Typis in Ducali Campidonensi per Alsysium Galler MDCCLXXV

Episches Gedicht über die mittlere und größte Kuppel der neuen Basilika
des reichsunmittelbaren Klosters des Benediktinerordens in Neresheim.
Es stellt die triumphierende Kirche dar.
Es wurde verfasst von Ernst Dominikus Bruno Mayer aus Kempten im Allgäu,
geistlicher Rat von Augsburg und z. Zt. Pfarrer in Ohmenheim,
und zwar in dem Jahr, in dem der Mailänder Appelles
d.h. der berühmte Herr Martin Knoller, Hofmaler seiner Exzellenz
des Ministers von Mailand, dies gemalt hat.
Es wurde gedruckt im fürstlichen Kempten
von Aloysius Galler im Jahr 1775.
(Appelles: berühmter Maler aus der Zeit Alexanders d.
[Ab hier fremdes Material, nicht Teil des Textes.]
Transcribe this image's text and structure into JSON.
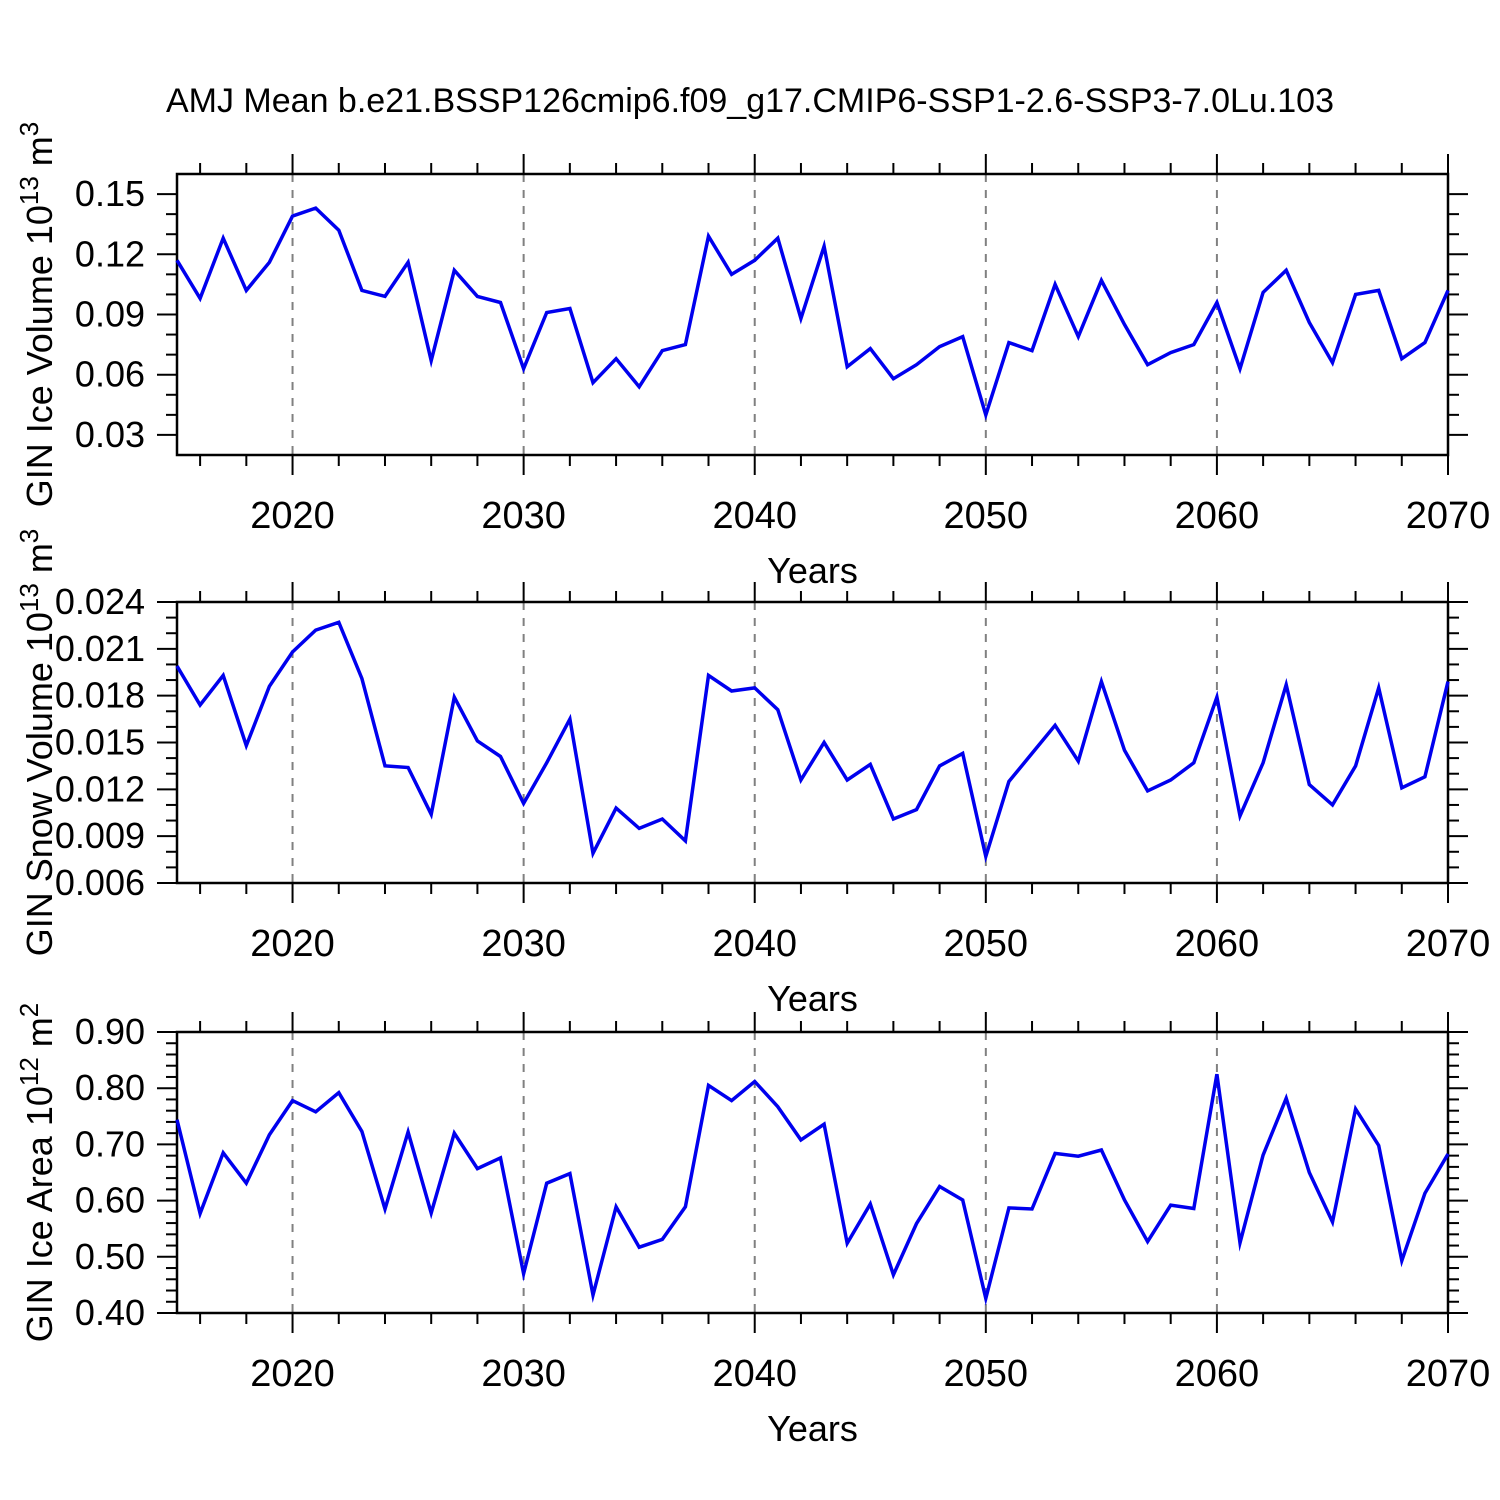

Großen)
  1
  D 
Bellerephontaeis canet ebria Musa fluentis,
Quae Mediolanus pro Tempore pinxit Apelles
In Cuppa media, simul & quae maxima. Templi
Neresheimensis, Benedicti provida Cura
Quod struit, & vigili noctuque Diuque Cleantis
Lampade perlustrat, quae sint facienda revolvens.

Trunken von den Wassern des Bellerophon (Bedeutung unklar!)
wird die Muse besingen, was der berühmte Mailänder Maler
für alle Zukunft (?) in der mittleren und größten Kuppel
der Neresheimer Abteikirche gemalt hat.
Diese Kirche hat Benedikts vorausschauende Sorge erbaut.
Erleuchtet wird sie Tag und Nacht von des Kleanthes
Ständig brennender Lampe.
Die Muse wird alles pflichtgetreu darstellen. (?)
(Kleanthes: stoischer Philosoph d. 3. Jahrh. vor Chr.)
  2
  D 
Ecclesia hic Tibi se sistit, quae dicta Triumphans,
Empyreum quae praesentat pulchro ordine coelum,
Sanctorumque Choros longo velut agmine monstrat.

Die Kirche steht hier vor dir, die die triumphierende genannt wird;
sie stellt in schöner Ordnung den strahlenden Himmel dar (und)
zeigt die Schar der Heiligen wie in einer langen Prozession.
  3
  D 
In medio TER SANCTA TRIAS, & cum Patre Natus
A dextris residens Patris, specieque columbae
Desuper apparens divinus spiritus: inde
A dextris Nati MATER circumdata stellis,
In capite, & roseo vultum perfusa pudore,
Angelicis stipata Choris, suffultaque dextris,
Caeruleáque nitens Virgo pulcherrima veste.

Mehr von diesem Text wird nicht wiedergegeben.